BEIJING, KOMPAS.com - Dengan unggahan konten nyanyian dan komedi, TikTok telah menjadi fenomena di kalangan anak muda.
Akan tetapi karena kaitannya yang kuat dengan China, TikTok menjadi perusahaan terbaru yang diserang di tengah ketegangan antara Presiden China Xi Jinping dan Presiden Amerika Serikat (AS) Donald Trump yang kian memanas.
India telah memblokir aplikasi ini, sementara AS dan Australia kini sedang mempertimbangkannya.
Baca juga: Karyawannya Diminta Hapus TikTok, Amazon Klarifikasi itu Kesalahan
TikTok adalah aplikasi video gratis menyerupai versi durasi lebih singkat dari YouTube.
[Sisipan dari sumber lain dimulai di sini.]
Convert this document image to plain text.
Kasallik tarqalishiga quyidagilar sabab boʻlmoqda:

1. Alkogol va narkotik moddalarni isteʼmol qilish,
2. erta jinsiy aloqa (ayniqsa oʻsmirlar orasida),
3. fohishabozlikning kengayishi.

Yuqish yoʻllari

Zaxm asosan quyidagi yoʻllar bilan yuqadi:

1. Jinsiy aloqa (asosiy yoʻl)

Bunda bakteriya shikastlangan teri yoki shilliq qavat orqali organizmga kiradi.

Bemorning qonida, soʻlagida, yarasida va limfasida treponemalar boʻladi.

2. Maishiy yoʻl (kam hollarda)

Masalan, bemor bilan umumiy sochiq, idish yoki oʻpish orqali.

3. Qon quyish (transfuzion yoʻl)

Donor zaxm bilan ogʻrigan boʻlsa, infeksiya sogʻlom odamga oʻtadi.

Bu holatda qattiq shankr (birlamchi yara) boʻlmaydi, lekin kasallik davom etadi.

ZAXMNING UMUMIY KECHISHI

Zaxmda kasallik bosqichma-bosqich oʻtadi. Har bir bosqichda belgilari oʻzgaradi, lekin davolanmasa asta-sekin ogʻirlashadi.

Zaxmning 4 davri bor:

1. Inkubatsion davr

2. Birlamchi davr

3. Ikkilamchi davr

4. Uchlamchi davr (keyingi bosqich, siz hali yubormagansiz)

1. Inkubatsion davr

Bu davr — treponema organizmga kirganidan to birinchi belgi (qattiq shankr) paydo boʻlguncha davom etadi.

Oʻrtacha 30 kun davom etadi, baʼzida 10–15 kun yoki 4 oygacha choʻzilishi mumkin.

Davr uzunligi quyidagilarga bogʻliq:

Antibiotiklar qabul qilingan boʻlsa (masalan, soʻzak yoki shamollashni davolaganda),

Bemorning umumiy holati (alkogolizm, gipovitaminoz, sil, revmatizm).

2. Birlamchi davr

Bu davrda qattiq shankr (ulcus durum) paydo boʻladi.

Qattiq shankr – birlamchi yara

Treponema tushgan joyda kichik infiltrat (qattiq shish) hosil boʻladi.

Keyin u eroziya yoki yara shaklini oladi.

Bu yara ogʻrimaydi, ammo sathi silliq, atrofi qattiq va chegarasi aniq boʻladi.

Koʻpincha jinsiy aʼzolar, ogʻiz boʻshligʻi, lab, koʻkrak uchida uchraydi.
Para penggunanya bisa mengunggah video dengan durasi satu menit dan memilih lagu serta filter tampilan di database aplikasi itu.
Klip komedi dan kutipan film juga ditawarkan untuk ditirukan kepada penggunanya.
Ketika seorang pengguna mendapat lebih dari 1.000 pengikut, mereka bisa menyiarkan secara langsung unggahannya kepada para penggemar dan mendapat hadiah digital yang dapat ditukar dengan uang.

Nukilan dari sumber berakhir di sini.